The show, which has been sponsored by the National Geographic Society, includes photos of rivers that run through jungles, deserts and mountains, and is intended to help its audience connect to the waterways in their own part of the world. Among the rivers photographed for the show are the Amazon, Yangtze, Nile and Mekong.

"There's big, well-known rivers, but there's also lesser-known, smaller rivers. There is also a mix of music, images and stories of my own encounters and experiences on the water.

"First and foremost, my hope is that anyone who sees the program is encouraged to spend more time on and along rivers," Angelo said. "I also think the show encourages people to think of rivers as the arteries of our planet and the heart of our ecosystem.
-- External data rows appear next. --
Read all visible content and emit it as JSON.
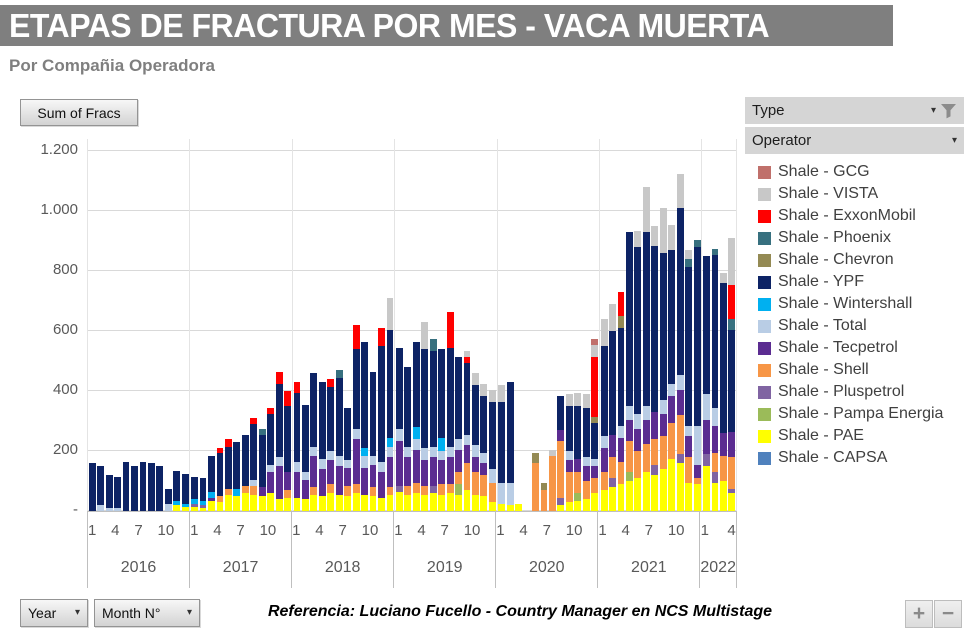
{
  "title": "ETAPAS DE FRACTURA POR MES -  VACA MUERTA",
  "subtitle": "Por Compañia Operadora",
  "toolbar": {
    "sum_of_fracs": "Sum of Fracs",
    "year_label": "Year",
    "month_label": "Month N°"
  },
  "filters": {
    "type_label": "Type",
    "operator_label": "Operator"
  },
  "footer": {
    "reference": "Referencia: Luciano Fucello - Country Manager en NCS Multistage",
    "zoom_in": "+",
    "zoom_out": "−"
  },
  "chart_data": {
    "type": "bar",
    "stacked": true,
    "title": "ETAPAS DE FRACTURA POR MES - VACA MUERTA",
    "xlabel": "Year / Month N°",
    "ylabel": "Sum of Fracs",
    "ylim": [
      0,
      1240
    ],
    "grid": true,
    "legend_position": "right",
    "yticks": [
      {
        "v": 0,
        "t": "-"
      },
      {
        "v": 200,
        "t": "200"
      },
      {
        "v": 400,
        "t": "400"
      },
      {
        "v": 600,
        "t": "600"
      },
      {
        "v": 800,
        "t": "800"
      },
      {
        "v": 1000,
        "t": "1.000"
      },
      {
        "v": 1200,
        "t": "1.200"
      }
    ],
    "month_tick_labels": [
      {
        "i": 0,
        "t": "1"
      },
      {
        "i": 3,
        "t": "4"
      },
      {
        "i": 6,
        "t": "7"
      },
      {
        "i": 9,
        "t": "10"
      }
    ],
    "legend": [
      {
        "key": "GCG",
        "label": "Shale - GCG",
        "color": "#C0706B"
      },
      {
        "key": "VISTA",
        "label": "Shale - VISTA",
        "color": "#C8C8C8"
      },
      {
        "key": "Exx",
        "label": "Shale - ExxonMobil",
        "color": "#FF0000"
      },
      {
        "key": "Phx",
        "label": "Shale - Phoenix",
        "color": "#37707F"
      },
      {
        "key": "Chev",
        "label": "Shale - Chevron",
        "color": "#948A54"
      },
      {
        "key": "YPF",
        "label": "Shale - YPF",
        "color": "#0D2365"
      },
      {
        "key": "Win",
        "label": "Shale - Wintershall",
        "color": "#00B0F0"
      },
      {
        "key": "Total",
        "label": "Shale - Total",
        "color": "#B9CDE5"
      },
      {
        "key": "Tec",
        "label": "Shale - Tecpetrol",
        "color": "#5B2C91"
      },
      {
        "key": "Shell",
        "label": "Shale - Shell",
        "color": "#F79646"
      },
      {
        "key": "Plus",
        "label": "Shale - Pluspetrol",
        "color": "#8064A2"
      },
      {
        "key": "Pampa",
        "label": "Shale - Pampa Energia",
        "color": "#9BBB59"
      },
      {
        "key": "PAE",
        "label": "Shale - PAE",
        "color": "#FFFF00"
      },
      {
        "key": "CAPSA",
        "label": "Shale - CAPSA",
        "color": "#4F81BD"
      }
    ],
    "months": [
      {
        "y": 2016,
        "m": 1,
        "s": {
          "YPF": 160
        }
      },
      {
        "y": 2016,
        "m": 2,
        "s": {
          "Total": 20,
          "YPF": 130
        }
      },
      {
        "y": 2016,
        "m": 3,
        "s": {
          "Total": 10,
          "YPF": 110
        }
      },
      {
        "y": 2016,
        "m": 4,
        "s": {
          "Total": 10,
          "YPF": 105
        }
      },
      {
        "y": 2016,
        "m": 5,
        "s": {
          "YPF": 165
        }
      },
      {
        "y": 2016,
        "m": 6,
        "s": {
          "YPF": 150
        }
      },
      {
        "y": 2016,
        "m": 7,
        "s": {
          "YPF": 165
        }
      },
      {
        "y": 2016,
        "m": 8,
        "s": {
          "YPF": 160
        }
      },
      {
        "y": 2016,
        "m": 9,
        "s": {
          "YPF": 150
        }
      },
      {
        "y": 2016,
        "m": 10,
        "s": {
          "Total": 25,
          "YPF": 50
        }
      },
      {
        "y": 2016,
        "m": 11,
        "s": {
          "PAE": 20,
          "Win": 15,
          "YPF": 100
        }
      },
      {
        "y": 2016,
        "m": 12,
        "s": {
          "PAE": 15,
          "Win": 10,
          "YPF": 100
        }
      },
      {
        "y": 2017,
        "m": 1,
        "s": {
          "PAE": 15,
          "Plus": 10,
          "Win": 15,
          "YPF": 75
        }
      },
      {
        "y": 2017,
        "m": 2,
        "s": {
          "PAE": 10,
          "Plus": 10,
          "Win": 15,
          "YPF": 75
        }
      },
      {
        "y": 2017,
        "m": 3,
        "s": {
          "PAE": 35,
          "Tec": 10,
          "Win": 20,
          "YPF": 120
        }
      },
      {
        "y": 2017,
        "m": 4,
        "s": {
          "PAE": 30,
          "Shell": 20,
          "YPF": 145,
          "Exx": 15
        }
      },
      {
        "y": 2017,
        "m": 5,
        "s": {
          "PAE": 55,
          "Shell": 20,
          "YPF": 140,
          "Exx": 25
        }
      },
      {
        "y": 2017,
        "m": 6,
        "s": {
          "PAE": 50,
          "Win": 25,
          "YPF": 155
        }
      },
      {
        "y": 2017,
        "m": 7,
        "s": {
          "PAE": 60,
          "Shell": 25,
          "YPF": 170
        }
      },
      {
        "y": 2017,
        "m": 8,
        "s": {
          "PAE": 55,
          "Shell": 30,
          "Total": 20,
          "YPF": 185,
          "Exx": 20
        }
      },
      {
        "y": 2017,
        "m": 9,
        "s": {
          "PAE": 50,
          "Tec": 30,
          "YPF": 175,
          "Phx": 20
        }
      },
      {
        "y": 2017,
        "m": 10,
        "s": {
          "PAE": 60,
          "Tec": 70,
          "Total": 25,
          "YPF": 170,
          "Exx": 20
        }
      },
      {
        "y": 2017,
        "m": 11,
        "s": {
          "PAE": 40,
          "Tec": 110,
          "Total": 30,
          "YPF": 245,
          "Exx": 40
        }
      },
      {
        "y": 2017,
        "m": 12,
        "s": {
          "PAE": 45,
          "Shell": 25,
          "Tec": 60,
          "YPF": 220,
          "Exx": 50
        }
      },
      {
        "y": 2018,
        "m": 1,
        "s": {
          "PAE": 45,
          "Tec": 85,
          "Total": 35,
          "YPF": 230,
          "Exx": 35
        }
      },
      {
        "y": 2018,
        "m": 2,
        "s": {
          "PAE": 40,
          "Tec": 65,
          "Total": 25,
          "YPF": 225
        }
      },
      {
        "y": 2018,
        "m": 3,
        "s": {
          "PAE": 55,
          "Shell": 25,
          "Tec": 105,
          "Total": 30,
          "YPF": 245
        }
      },
      {
        "y": 2018,
        "m": 4,
        "s": {
          "PAE": 50,
          "Tec": 90,
          "Total": 35,
          "YPF": 255
        }
      },
      {
        "y": 2018,
        "m": 5,
        "s": {
          "PAE": 60,
          "Shell": 30,
          "Tec": 80,
          "Total": 30,
          "YPF": 215,
          "Exx": 25
        }
      },
      {
        "y": 2018,
        "m": 6,
        "s": {
          "PAE": 55,
          "Tec": 95,
          "Total": 35,
          "YPF": 260,
          "Phx": 25
        }
      },
      {
        "y": 2018,
        "m": 7,
        "s": {
          "PAE": 50,
          "Shell": 35,
          "Tec": 60,
          "Total": 25,
          "YPF": 175
        }
      },
      {
        "y": 2018,
        "m": 8,
        "s": {
          "PAE": 60,
          "Shell": 30,
          "Tec": 150,
          "Total": 35,
          "YPF": 265,
          "Exx": 80
        }
      },
      {
        "y": 2018,
        "m": 9,
        "s": {
          "PAE": 55,
          "Tec": 90,
          "Total": 40,
          "Win": 25,
          "YPF": 355
        }
      },
      {
        "y": 2018,
        "m": 10,
        "s": {
          "PAE": 50,
          "Shell": 30,
          "Tec": 75,
          "Total": 30,
          "YPF": 280
        }
      },
      {
        "y": 2018,
        "m": 11,
        "s": {
          "PAE": 45,
          "Tec": 85,
          "Total": 35,
          "YPF": 385,
          "Exx": 60
        }
      },
      {
        "y": 2018,
        "m": 12,
        "s": {
          "PAE": 55,
          "Shell": 25,
          "Tec": 100,
          "Total": 35,
          "Win": 30,
          "YPF": 360,
          "VISTA": 105
        }
      },
      {
        "y": 2019,
        "m": 1,
        "s": {
          "PAE": 65,
          "Plus": 20,
          "Tec": 150,
          "Total": 40,
          "YPF": 270
        }
      },
      {
        "y": 2019,
        "m": 2,
        "s": {
          "PAE": 55,
          "Shell": 30,
          "Tec": 95,
          "Total": 35,
          "YPF": 265
        }
      },
      {
        "y": 2019,
        "m": 3,
        "s": {
          "PAE": 60,
          "Shell": 35,
          "Tec": 110,
          "Total": 35,
          "Win": 40,
          "YPF": 285
        }
      },
      {
        "y": 2019,
        "m": 4,
        "s": {
          "PAE": 55,
          "Shell": 30,
          "Tec": 85,
          "Total": 40,
          "YPF": 330,
          "VISTA": 90
        }
      },
      {
        "y": 2019,
        "m": 5,
        "s": {
          "PAE": 60,
          "Plus": 25,
          "Tec": 95,
          "Total": 35,
          "YPF": 320,
          "Phx": 40
        }
      },
      {
        "y": 2019,
        "m": 6,
        "s": {
          "PAE": 55,
          "Shell": 35,
          "Tec": 80,
          "Total": 30,
          "Win": 45,
          "YPF": 295
        }
      },
      {
        "y": 2019,
        "m": 7,
        "s": {
          "PAE": 60,
          "Shell": 30,
          "Tec": 90,
          "Total": 35,
          "YPF": 330,
          "Exx": 120
        }
      },
      {
        "y": 2019,
        "m": 8,
        "s": {
          "PAE": 55,
          "Pampa": 35,
          "Shell": 40,
          "Tec": 75,
          "Total": 35,
          "YPF": 275
        }
      },
      {
        "y": 2019,
        "m": 9,
        "s": {
          "PAE": 70,
          "Shell": 90,
          "Tec": 60,
          "Total": 35,
          "YPF": 240,
          "Exx": 20,
          "VISTA": 20
        }
      },
      {
        "y": 2019,
        "m": 10,
        "s": {
          "PAE": 55,
          "Shell": 75,
          "Tec": 50,
          "Total": 40,
          "YPF": 200,
          "VISTA": 40
        }
      },
      {
        "y": 2019,
        "m": 11,
        "s": {
          "PAE": 50,
          "Shell": 70,
          "Tec": 40,
          "Total": 35,
          "YPF": 190,
          "VISTA": 40
        }
      },
      {
        "y": 2019,
        "m": 12,
        "s": {
          "PAE": 30,
          "Shell": 65,
          "Total": 45,
          "YPF": 225,
          "VISTA": 40
        }
      },
      {
        "y": 2020,
        "m": 1,
        "s": {
          "PAE": 25,
          "Total": 70,
          "YPF": 270,
          "VISTA": 55
        }
      },
      {
        "y": 2020,
        "m": 2,
        "s": {
          "PAE": 20,
          "Total": 75,
          "YPF": 335
        }
      },
      {
        "y": 2020,
        "m": 3,
        "s": {
          "PAE": 25
        }
      },
      {
        "y": 2020,
        "m": 4,
        "s": {}
      },
      {
        "y": 2020,
        "m": 5,
        "s": {
          "Shell": 160,
          "Chev": 35
        }
      },
      {
        "y": 2020,
        "m": 6,
        "s": {
          "Shell": 70,
          "Chev": 25
        }
      },
      {
        "y": 2020,
        "m": 7,
        "s": {
          "Shell": 185,
          "VISTA": 20
        }
      },
      {
        "y": 2020,
        "m": 8,
        "s": {
          "PAE": 20,
          "Plus": 25,
          "Shell": 190,
          "Tec": 35,
          "YPF": 115
        }
      },
      {
        "y": 2020,
        "m": 9,
        "s": {
          "PAE": 30,
          "Shell": 100,
          "Tec": 40,
          "Total": 30,
          "YPF": 150,
          "VISTA": 40
        }
      },
      {
        "y": 2020,
        "m": 10,
        "s": {
          "PAE": 35,
          "Pampa": 25,
          "Shell": 70,
          "Tec": 45,
          "YPF": 175,
          "VISTA": 45
        }
      },
      {
        "y": 2020,
        "m": 11,
        "s": {
          "PAE": 40,
          "Shell": 60,
          "Tec": 50,
          "Total": 30,
          "YPF": 165,
          "VISTA": 45
        }
      },
      {
        "y": 2020,
        "m": 12,
        "s": {
          "PAE": 60,
          "Shell": 50,
          "Tec": 40,
          "Total": 25,
          "YPF": 120,
          "Chev": 20,
          "Exx": 200,
          "VISTA": 40,
          "GCG": 20
        }
      },
      {
        "y": 2021,
        "m": 1,
        "s": {
          "PAE": 70,
          "Shell": 60,
          "Tec": 80,
          "Total": 40,
          "YPF": 300,
          "VISTA": 90
        }
      },
      {
        "y": 2021,
        "m": 2,
        "s": {
          "PAE": 80,
          "Plus": 30,
          "Shell": 70,
          "Tec": 75,
          "YPF": 345,
          "VISTA": 90
        }
      },
      {
        "y": 2021,
        "m": 3,
        "s": {
          "PAE": 90,
          "Shell": 75,
          "Tec": 80,
          "Total": 40,
          "YPF": 325,
          "Chev": 40,
          "Exx": 80
        }
      },
      {
        "y": 2021,
        "m": 4,
        "s": {
          "PAE": 100,
          "Pampa": 30,
          "Shell": 105,
          "Tec": 70,
          "Total": 45,
          "YPF": 580
        }
      },
      {
        "y": 2021,
        "m": 5,
        "s": {
          "PAE": 110,
          "Shell": 90,
          "Tec": 75,
          "Total": 50,
          "YPF": 555,
          "VISTA": 55
        }
      },
      {
        "y": 2021,
        "m": 6,
        "s": {
          "PAE": 130,
          "Shell": 95,
          "Tec": 80,
          "Total": 45,
          "YPF": 580,
          "VISTA": 150
        }
      },
      {
        "y": 2021,
        "m": 7,
        "s": {
          "PAE": 120,
          "Plus": 35,
          "Shell": 85,
          "Tec": 90,
          "YPF": 555,
          "VISTA": 65
        }
      },
      {
        "y": 2021,
        "m": 8,
        "s": {
          "PAE": 140,
          "Shell": 110,
          "Tec": 75,
          "Total": 45,
          "YPF": 490,
          "VISTA": 150
        }
      },
      {
        "y": 2021,
        "m": 9,
        "s": {
          "PAE": 175,
          "Shell": 120,
          "Tec": 90,
          "Total": 40,
          "YPF": 445,
          "VISTA": 85
        }
      },
      {
        "y": 2021,
        "m": 10,
        "s": {
          "PAE": 160,
          "Plus": 30,
          "Shell": 130,
          "Tec": 85,
          "Total": 50,
          "YPF": 555,
          "VISTA": 115
        }
      },
      {
        "y": 2021,
        "m": 11,
        "s": {
          "PAE": 95,
          "Shell": 85,
          "Tec": 70,
          "Total": 35,
          "YPF": 530,
          "Phx": 25,
          "VISTA": 30
        }
      },
      {
        "y": 2021,
        "m": 12,
        "s": {
          "PAE": 90,
          "Shell": 20,
          "Tec": 45,
          "Total": 130,
          "YPF": 595,
          "Phx": 25
        }
      },
      {
        "y": 2022,
        "m": 1,
        "s": {
          "PAE": 150,
          "Plus": 40,
          "Tec": 115,
          "Total": 85,
          "YPF": 460
        }
      },
      {
        "y": 2022,
        "m": 2,
        "s": {
          "PAE": 95,
          "Plus": 35,
          "Shell": 65,
          "Tec": 90,
          "Total": 60,
          "YPF": 510,
          "Phx": 20
        }
      },
      {
        "y": 2022,
        "m": 3,
        "s": {
          "PAE": 100,
          "Shell": 85,
          "Tec": 75,
          "YPF": 500,
          "VISTA": 35
        }
      },
      {
        "y": 2022,
        "m": 4,
        "s": {
          "PAE": 60,
          "Plus": 15,
          "Shell": 105,
          "Tec": 85,
          "YPF": 340,
          "Phx": 35,
          "Exx": 115,
          "VISTA": 155
        }
      }
    ]
  }
}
"I strongly believe that if you spend time on a river that there is something very special about that," he said. "It brings out the kid in everyone and it totally refreshes the spirit."
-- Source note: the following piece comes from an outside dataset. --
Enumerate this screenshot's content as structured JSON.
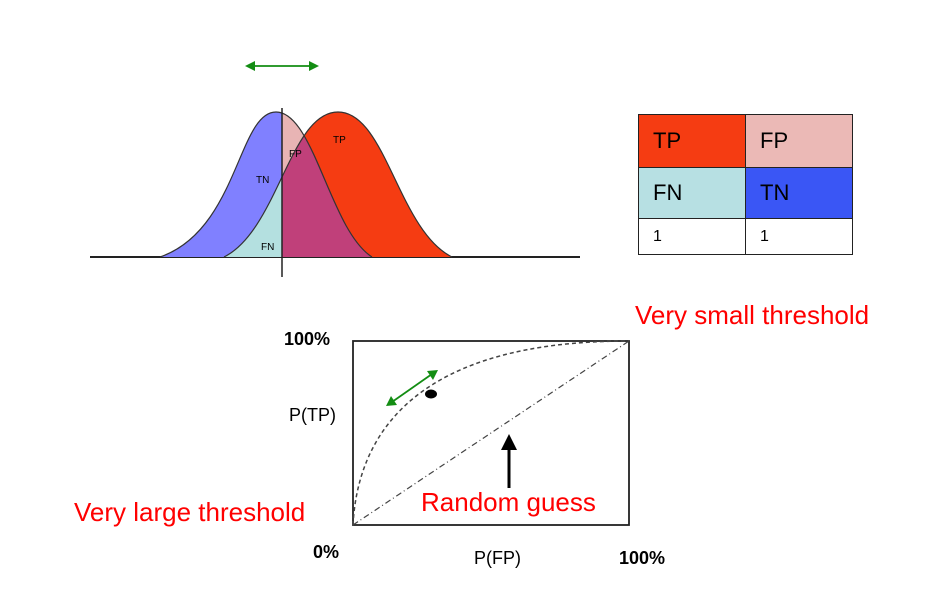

Angelo said some of his favourite stories, which may be retold during the presentation, include his own encounter with hippopotami in Africa. Much of the dialogue in the slideshow revolves around the challenges being faced by indigenous people living near the world's wild rivers.

One special guest who will be in the audience but not speaking during the show is Les Jickling, who was the first person to ever complete a nonpowered descent of the Blue Nile, which flows out of Ethiopia before it meets up with the White Nile and flows into the Mediterranean Sea.

Angelo is happy to be doing the last River World show in Burnaby after a two-year tour that has seen it travel to Ottawa, Toronto, Guelph, Banff, Seattle, Portland and Los Angeles.

Since creating River World, the website - www.riverworld. bcit.ca - has received more than 50 million hits.

"I've really enjoyed the tour, but I'm thrilled to do the last show in Burnaby," he said. "It's my home and I think it's an appropriate place to finish up, in a city with a whole host of wonderful small streams and beside the world's greatest salmon river."

River World has its final performance at the Shadbolt Centre for the arts at 7:30 p.m., Wednesday, Nov. 30. Tickets are $10 in advance only from the Shadbolt box office at 604-205-3000.